(...continued...)
Well, that would be just peachy if it were true.
You'd also be out of a job, and your employer would have keypusher triggering the reports, or maybe even a scheduled task...
Look, the personal computer is a tool, first and foremost.
As I have already said, it is the primary tool for many peoples' jobs.
So why is use of this tool and understanding this tool not seen as something essential?
The general lack of skill one can see in the average office would never happen say, on a shop floor. On the floor, you know the job, you know your tools or you don't have a job.
So why the double standard? More to the point, why is this not even a recognised issue in the workplace? Why is it the IT Department's fault when a user cannot remember their password/how to print/to save their documents to the network?
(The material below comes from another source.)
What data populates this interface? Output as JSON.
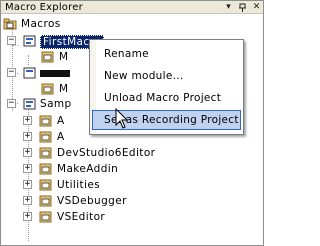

Why is there not a push to increase the level of skill for the end user?
Let's be serious here, this is not the fault of the user. Yes, I said it, and some of my former colleagues will want to tar and feather me now, but hear me out...
This goes deeper than the end user, this is a real systemic issue in many workplaces. There is no motivation for user self-education.
The solution employers tend to use is to create a helpdesk, but wether you do that locally or outsource it to India you get the dame result: a high-turnover department of mostly young people who get in, up their income and use it as a springboard to go somewhere else because it is a thankless, often demoralising job.
I have seen it myself in several organisations in a few industries... and it is only getting worse. Employers - spend your IT dollar better: give baseline computer training to your line employees (especially your sales guys...) and free the resources in your IT/IS Departments to work on those CRM and BI and portal apps you have been eyeing lustily since you saw them mentioned in the Wall Street Journal.